When migrating an externally hosted blog, to a Google custom domain hosted at the same URL, there are several challenges.
  • The migration process can't run as one unbroken sequence. You start with the blog hosted on the external server, and your DNS addresses pointing to the external server.
    1. The Blogger migration script accesses the external server, to extract blog content, and to change content on the external server. The domain DNS must point to the external (non Google) server.
    2. You have to change the DNS addresses at the right time, to point the blog to your new Google hosting.
    3. The Blogger migration script accesses the Google server, to load blog content. The domain DNS must point to the Google server.

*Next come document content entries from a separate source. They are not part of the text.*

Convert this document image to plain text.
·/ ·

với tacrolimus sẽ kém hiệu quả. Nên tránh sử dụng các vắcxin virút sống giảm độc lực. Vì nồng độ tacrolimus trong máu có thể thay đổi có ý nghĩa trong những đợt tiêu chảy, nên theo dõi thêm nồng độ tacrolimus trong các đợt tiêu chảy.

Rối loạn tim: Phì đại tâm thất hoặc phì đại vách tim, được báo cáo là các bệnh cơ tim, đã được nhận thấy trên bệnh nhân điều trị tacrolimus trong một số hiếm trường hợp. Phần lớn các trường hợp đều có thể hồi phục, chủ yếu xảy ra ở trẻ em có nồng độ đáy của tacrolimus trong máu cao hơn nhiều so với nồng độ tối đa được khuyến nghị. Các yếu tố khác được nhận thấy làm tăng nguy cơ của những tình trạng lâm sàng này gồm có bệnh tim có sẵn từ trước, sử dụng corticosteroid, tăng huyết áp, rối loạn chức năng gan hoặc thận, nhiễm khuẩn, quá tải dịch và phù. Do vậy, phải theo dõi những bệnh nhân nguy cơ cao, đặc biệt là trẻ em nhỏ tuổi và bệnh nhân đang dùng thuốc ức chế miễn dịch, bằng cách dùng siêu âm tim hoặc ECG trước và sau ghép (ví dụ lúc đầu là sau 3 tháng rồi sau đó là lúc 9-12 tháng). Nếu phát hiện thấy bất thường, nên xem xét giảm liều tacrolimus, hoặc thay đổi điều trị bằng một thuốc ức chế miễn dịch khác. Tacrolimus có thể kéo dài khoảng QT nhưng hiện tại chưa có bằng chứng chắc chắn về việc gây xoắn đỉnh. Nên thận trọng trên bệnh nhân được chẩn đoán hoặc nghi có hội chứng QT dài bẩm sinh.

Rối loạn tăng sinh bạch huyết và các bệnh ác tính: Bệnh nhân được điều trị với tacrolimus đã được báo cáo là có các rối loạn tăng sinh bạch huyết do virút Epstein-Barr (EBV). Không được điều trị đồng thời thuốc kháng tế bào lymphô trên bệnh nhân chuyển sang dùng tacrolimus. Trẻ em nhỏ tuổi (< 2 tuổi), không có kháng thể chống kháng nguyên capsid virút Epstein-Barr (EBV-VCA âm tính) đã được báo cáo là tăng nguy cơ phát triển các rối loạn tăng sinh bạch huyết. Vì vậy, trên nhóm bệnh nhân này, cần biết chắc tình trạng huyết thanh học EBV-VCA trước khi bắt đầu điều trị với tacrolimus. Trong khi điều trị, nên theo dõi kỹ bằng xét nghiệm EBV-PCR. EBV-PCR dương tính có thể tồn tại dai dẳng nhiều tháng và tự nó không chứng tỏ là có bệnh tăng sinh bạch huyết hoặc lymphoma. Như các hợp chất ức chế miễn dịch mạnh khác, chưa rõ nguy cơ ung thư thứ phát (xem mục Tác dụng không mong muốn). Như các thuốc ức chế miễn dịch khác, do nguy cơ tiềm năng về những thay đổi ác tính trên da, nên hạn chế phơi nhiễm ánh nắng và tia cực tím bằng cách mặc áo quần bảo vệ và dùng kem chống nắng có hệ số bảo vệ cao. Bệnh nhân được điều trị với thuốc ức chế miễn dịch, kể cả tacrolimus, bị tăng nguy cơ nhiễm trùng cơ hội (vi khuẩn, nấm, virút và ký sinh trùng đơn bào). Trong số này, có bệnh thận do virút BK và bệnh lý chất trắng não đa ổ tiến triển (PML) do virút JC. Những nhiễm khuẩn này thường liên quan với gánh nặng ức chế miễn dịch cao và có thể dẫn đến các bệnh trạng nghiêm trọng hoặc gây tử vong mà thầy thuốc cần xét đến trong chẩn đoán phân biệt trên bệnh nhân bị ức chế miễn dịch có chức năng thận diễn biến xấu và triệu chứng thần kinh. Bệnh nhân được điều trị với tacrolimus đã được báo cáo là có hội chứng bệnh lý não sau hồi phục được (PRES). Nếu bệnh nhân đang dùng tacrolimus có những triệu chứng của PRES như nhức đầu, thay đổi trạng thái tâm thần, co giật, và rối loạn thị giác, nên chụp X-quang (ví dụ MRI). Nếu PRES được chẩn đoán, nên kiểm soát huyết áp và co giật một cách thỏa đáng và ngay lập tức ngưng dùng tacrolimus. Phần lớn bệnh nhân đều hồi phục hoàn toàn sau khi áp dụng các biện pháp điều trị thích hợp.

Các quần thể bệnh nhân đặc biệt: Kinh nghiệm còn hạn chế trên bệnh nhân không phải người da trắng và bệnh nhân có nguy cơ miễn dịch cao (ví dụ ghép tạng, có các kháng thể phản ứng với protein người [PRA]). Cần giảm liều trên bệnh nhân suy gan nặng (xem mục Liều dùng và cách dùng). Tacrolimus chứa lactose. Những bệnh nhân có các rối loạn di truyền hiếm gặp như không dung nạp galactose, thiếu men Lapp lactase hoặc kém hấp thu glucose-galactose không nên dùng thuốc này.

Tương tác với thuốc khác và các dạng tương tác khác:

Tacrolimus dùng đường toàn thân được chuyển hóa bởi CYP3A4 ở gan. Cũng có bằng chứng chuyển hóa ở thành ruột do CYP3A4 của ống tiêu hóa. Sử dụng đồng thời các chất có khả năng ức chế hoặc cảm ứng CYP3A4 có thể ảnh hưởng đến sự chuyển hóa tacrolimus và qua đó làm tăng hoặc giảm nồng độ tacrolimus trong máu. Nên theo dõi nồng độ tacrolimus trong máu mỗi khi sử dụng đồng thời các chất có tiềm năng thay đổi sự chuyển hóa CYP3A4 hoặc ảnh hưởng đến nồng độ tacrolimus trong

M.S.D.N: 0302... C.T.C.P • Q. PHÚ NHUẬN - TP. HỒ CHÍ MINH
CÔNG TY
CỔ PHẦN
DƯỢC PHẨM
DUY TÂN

    You finish the migration with the blog hosted on the Google server. This must be done 1 - 2 - 3, in that order. You change the DNS addresses too soon, too late, or never - and you get no migration.
  • All post URLs will not necessarily map, identically. If the blog, hosted externally, doesn't use the precise same URL structure as Blogger hosted blog content, you're going to end up with broken links. Broken links will be bad for your readers, and for the search engines.
  • Attachments like photos, currently hosted on the external server, won't be migrated at all. If the blog contains photos hosted with the blog content (as opposed to separate hosting using Flickr, PhotoBucket, Picasa, or another third party photo host), you're going to have to leave the photos in place on the external server, until you can manually edit them into your posts using the post editor photo upload process.
To satisfy the latter two challenges, Blogger provides us the Missing Files Host option.

If you use a Missing Files Host as part of your FTP Migration strategy, Blogger lets you reference the current externally hosted blog content - photos and posts - using a secondary alias. Any broken links in your migrated blog, whether to a photo or a post, will be redirected by Blogger to your Missing Files Host.

Let's use an example. Migrate your blog, currently published as "blog.mydomain.com", from the non Google server at "nn.nn.nn.nn", to a Google custom domain server.
  1. Examine the existing DNS address for the blog.
    blog.mydomain.com. 3600 IN A nn.nn.nn.nn
  2. Setup the new DNS address for the missing files host.
    files.mydomain.com. 3600 IN A nn.nn.nn.nn
  3. Define the Missing Files Host as "files.mydomain.com", in Settings - Publishing.
  4. Define "files.mydomain.com" equal to "blog.mydomain.com", on the external server at "nn.nn.nn.nn". This is a tricky step, as it involves both you, and a technician who supports the server where your blog is (currently) hosted externally. This is not a setting which we can advise you on - but it is essential for a Missing Files Host to work properly. The external server has to contain internal pointers to your new host name "files.mydomain.com".
  5. Complete the first stage of the FTP Migration.
  6. Setup the new DNS addresses for the blog - in this example, a non root virtual host.
    blog.mydomain.com. 3600 IN CNAME ghs.google.com.
  7. Complete the second stage of the FTP migration.
When this is complete, the blog will now be published as "blog.mydomain.com", and hosted as a custom domain on a Google server. The current blog contents, hosted externally, will be edited by the migration process to point to "blog.mydomain.com" - and will respond as "files.mydomain.com", to be referenced when any existing link to "blog.mydomain.com" is broken. Any new photos and / or posts will be published to the custom domain hosted blog, on the Google server.